APELAÇÃO EM MANDADO DE SEGURANÇA Nº 66424-CE (1999.05.13319 -4)

APELANTE : FAZENDA NACIONAL

APELADO : DICREL – DIST. DE CERVEJAS E REFRIGERANTES LTDA.

ADV./PROC. : DAMIANA AUXILIADORA RODRIGUES DE OLIVEIRA e outros

ORIGEM : JUÍZO FEDERAL DA 5ª VARA-CE

RELATOR : DES. FEDERAL JOSÉ MARIA LUCENA

E M E N T A

TRIBUTÁRIO. IMPOSTO DE RENDA. COMPENSAÇÃO DE PREJUÍZOS FISCAIS. PRELIMINARES. INADEQUAÇÃO DA VIA ELEITA. LITISPENDÊNCIA. MP Nº 812/94. RESTRIÇÕES IMPOSTAS PELOS ARTS. 42 E 58 DA LEI 8.981/95, ARTS. 12, 15 E 16 DA LEI 9.065/95 E ART. 31 DA LEI Nº 9.249/95. LIMITAÇÃO DE 30%. POSSIBILIDADE. ALEGAÇÃO DE OFENSA AOS PRINCÍPIOS DA ANTERIORIDADE, DA IRRETROATIVIDADE E DO DIREITO ADQUIRIDO.

- Não comprovação, nos autos, da litispendência alegada.

- É perfeitamente cabível a via mandamental para o fim de afastar os efeitos, no caso específico, do ato iminente e concreto, tido por ilegal, do Sr. Delegado da Receita Federal, em Fortaleza (CE), qual seja, de impedir que a autoridade coatora restrinja a compensação dos prejuízos fiscais acumulados da impetrante.

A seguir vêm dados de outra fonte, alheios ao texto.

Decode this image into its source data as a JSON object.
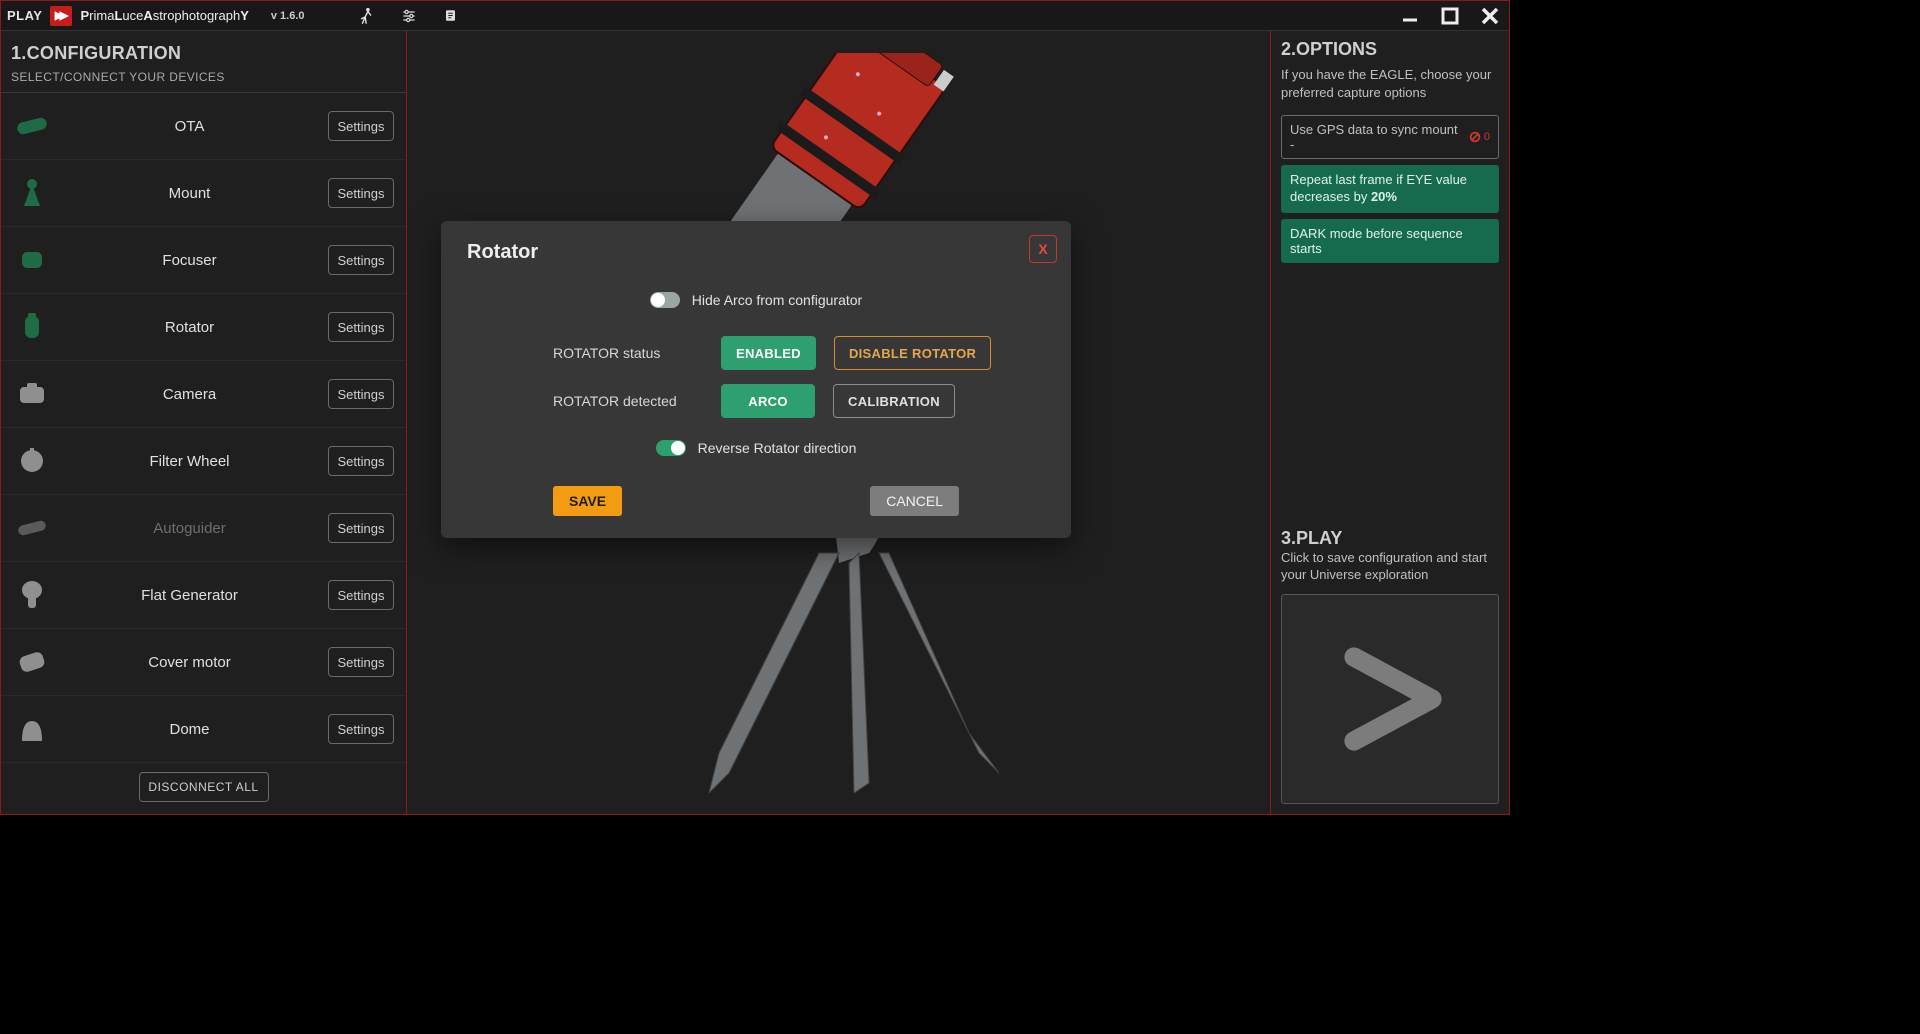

- O fato gerador do Imposto de Renda, assim como o da Contribuição Social sobre o Lucro, é complexivo, somente se considerando configurado no último dia do ano, daí a possibilidade de edição de lei ou medida provisória até o último dia do ano, pois ainda não completado o fato gerador de tais tributos.

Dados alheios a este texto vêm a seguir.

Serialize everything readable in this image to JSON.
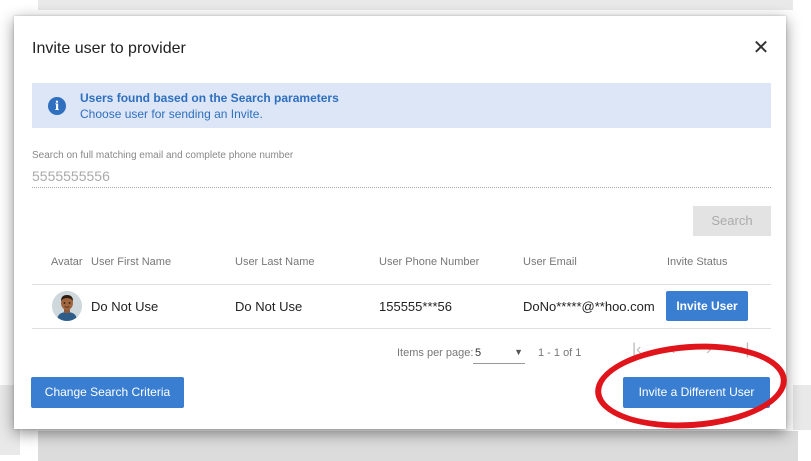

- Não há que se falar em violação ao princípio constitucional da anterioridade, relativamente ao Imposto de Renda, quando a MP 812/94, que resultou convertida na Lei 8.981, de 20 de janeiro de 1995, foi publicada no exercício anterior ao da sua entrada em vigor, ou seja, em 31/12/94.

- A Lei 8.981/95 não proibiu a compensação dos prejuízos e não modificou ou instituiu contribuição ou tributo, havendo apenas imposto limites ao benefício, pois o instituto da compensação é uma prerrogativa autorizada pelo legislador, de forma que, observados os limites constitucionais ao poder de tributar, é perfeitamente legítimo ao Fisco Federal a alteração do critério de fixação da base de cálculo dos tributos em análise, sendo constitucional a limitação da compensação dos prejuízos fiscais e da base de cálculo negativa da Contribuição Social sobre o Lucro. Precedente do STJ.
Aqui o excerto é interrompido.